Akhila knows how their torment is part of their flesh and bones. She sees it in the swinging of their arms, the pressing of their hands behind their back, in the glance of their eye and knows that it will radiate for a lifetime. She knows of how they burn daily from within, as their incense sticks do for the gods in brass pots, a smoldering reminder of their un-readiness for motherhood, their denial of it, their lack of grit to fight for their flesh and blood and their inadequacies to be themselves at their best, social conditions and settings that men so easily claim.
She knows that their anguish will not die with them but will be passed on organically, with its inner and outer casings, to their surviving daughters, as a kind of muscle memory, as a kind of tensile strength, to allow them to bear up to their own inheritances of loss, to its regular, repeated ticks.
Akhila knows that when she is asked about how she can live with this knowledge, and as a party to, as a sharer and helper of such murderousness, she will have a ready answer. She will say truth is a faulty enterprise. It is rarely single and never pure. The women’s truths are theirs alone, and they can never be yours or a universal one.

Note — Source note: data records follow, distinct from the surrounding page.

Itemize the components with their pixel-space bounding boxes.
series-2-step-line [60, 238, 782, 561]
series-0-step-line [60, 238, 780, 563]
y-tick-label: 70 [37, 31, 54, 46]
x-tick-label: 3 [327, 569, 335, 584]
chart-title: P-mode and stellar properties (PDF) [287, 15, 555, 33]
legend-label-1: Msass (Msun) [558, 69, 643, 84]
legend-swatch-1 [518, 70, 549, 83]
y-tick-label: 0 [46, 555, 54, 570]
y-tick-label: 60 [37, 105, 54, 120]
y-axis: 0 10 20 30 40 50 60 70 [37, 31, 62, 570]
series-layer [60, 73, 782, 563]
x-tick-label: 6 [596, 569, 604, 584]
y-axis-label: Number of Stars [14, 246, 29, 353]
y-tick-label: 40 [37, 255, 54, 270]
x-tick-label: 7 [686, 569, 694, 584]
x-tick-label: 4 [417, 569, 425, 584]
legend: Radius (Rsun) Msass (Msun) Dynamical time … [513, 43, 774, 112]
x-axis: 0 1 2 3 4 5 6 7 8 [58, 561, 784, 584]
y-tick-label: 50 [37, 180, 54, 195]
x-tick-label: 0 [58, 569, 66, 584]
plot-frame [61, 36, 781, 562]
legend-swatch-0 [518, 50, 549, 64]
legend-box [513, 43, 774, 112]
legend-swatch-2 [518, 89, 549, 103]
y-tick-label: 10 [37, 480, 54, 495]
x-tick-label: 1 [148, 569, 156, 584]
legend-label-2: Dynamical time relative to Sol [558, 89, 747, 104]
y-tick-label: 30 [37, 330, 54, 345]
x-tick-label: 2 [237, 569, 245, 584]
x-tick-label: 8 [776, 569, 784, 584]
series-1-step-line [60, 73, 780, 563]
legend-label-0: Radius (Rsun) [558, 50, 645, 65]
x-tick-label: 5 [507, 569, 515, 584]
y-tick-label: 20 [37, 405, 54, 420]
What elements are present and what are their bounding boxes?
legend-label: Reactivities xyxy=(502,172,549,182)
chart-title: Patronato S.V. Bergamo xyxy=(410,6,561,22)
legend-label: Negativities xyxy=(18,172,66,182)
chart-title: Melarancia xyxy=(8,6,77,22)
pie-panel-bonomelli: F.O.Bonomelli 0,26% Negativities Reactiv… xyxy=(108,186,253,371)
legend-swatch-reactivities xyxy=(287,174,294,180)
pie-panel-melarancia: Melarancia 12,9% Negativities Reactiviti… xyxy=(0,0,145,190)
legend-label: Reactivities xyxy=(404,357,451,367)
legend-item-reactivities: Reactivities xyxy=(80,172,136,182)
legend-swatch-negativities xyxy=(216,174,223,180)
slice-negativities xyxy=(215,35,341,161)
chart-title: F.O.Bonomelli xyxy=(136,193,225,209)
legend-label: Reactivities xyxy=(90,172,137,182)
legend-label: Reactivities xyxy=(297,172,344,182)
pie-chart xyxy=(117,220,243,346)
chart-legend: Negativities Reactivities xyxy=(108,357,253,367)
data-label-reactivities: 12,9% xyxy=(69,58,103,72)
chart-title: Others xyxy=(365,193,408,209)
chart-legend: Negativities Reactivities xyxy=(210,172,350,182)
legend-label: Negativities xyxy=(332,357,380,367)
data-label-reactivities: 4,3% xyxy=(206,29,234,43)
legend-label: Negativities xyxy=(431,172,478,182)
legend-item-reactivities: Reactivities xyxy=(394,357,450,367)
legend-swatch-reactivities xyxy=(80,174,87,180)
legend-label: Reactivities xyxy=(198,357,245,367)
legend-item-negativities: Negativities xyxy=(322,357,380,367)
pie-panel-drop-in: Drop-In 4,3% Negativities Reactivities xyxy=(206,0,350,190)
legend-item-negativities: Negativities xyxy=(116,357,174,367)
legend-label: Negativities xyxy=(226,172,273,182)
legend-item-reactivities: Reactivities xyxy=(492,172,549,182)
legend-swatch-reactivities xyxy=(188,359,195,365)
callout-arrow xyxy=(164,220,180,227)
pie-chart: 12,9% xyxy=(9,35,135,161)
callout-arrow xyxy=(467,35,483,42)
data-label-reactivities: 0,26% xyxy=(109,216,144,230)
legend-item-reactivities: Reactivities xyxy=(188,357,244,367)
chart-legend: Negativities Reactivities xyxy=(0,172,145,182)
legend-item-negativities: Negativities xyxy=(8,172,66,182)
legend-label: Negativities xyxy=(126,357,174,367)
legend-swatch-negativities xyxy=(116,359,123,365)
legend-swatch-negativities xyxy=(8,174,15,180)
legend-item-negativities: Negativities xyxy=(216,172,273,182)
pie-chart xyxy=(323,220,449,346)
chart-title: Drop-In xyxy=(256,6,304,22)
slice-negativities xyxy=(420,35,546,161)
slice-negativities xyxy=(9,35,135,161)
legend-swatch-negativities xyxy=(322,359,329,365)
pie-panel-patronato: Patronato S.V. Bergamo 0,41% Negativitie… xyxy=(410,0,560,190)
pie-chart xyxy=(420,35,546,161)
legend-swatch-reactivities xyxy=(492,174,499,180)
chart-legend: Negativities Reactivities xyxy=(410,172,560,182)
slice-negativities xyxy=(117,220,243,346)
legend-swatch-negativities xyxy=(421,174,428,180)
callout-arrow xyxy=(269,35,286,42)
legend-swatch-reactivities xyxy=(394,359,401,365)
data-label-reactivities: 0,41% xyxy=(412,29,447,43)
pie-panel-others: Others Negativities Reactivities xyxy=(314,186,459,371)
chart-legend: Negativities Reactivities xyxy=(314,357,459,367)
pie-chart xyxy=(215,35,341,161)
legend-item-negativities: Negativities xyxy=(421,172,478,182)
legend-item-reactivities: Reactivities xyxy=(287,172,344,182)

She knows she will tell the questioners, especially the men, they will never know or understand these women’s inner geographies of loss, how soul-empty it is to live in the body of the condemned. She will tell the men that though they are invisible in the process of unmaking, they are very much present at the scaffold, often at the center of disintegration, as the raison d’etre, disciplining and punishing the female body that they desire yet despise.
Akhila, the complete one, the meaning of her name, knows that she, perhaps, can never live up to her nomenclature. But she is going to try, the silence of the women around her is crushing. Her mother had wilfully defied society by giving her an upper-caste name after the Hindu goddess Akhilandeshwari. Her move away will come with her telling of people around her of the distance between her hands and heart. Of the part of her, that lies poisoned and buried in the ground, against her choice, one that leaves her bruised and incomplete. And of the parts of her that she owns, breasts, waist, hips, vagina, buttocks, heart, and soul, that are hers and hers alone.
She knows her uncovering of her shroud of silence will set off resistances among other women. That they will begin to say that which is not said. Their lack of charge over their bodies and lives. The denial of their choice of whether or not to bring a child into the world. Of their right to not be measured and shamed against the norms of society.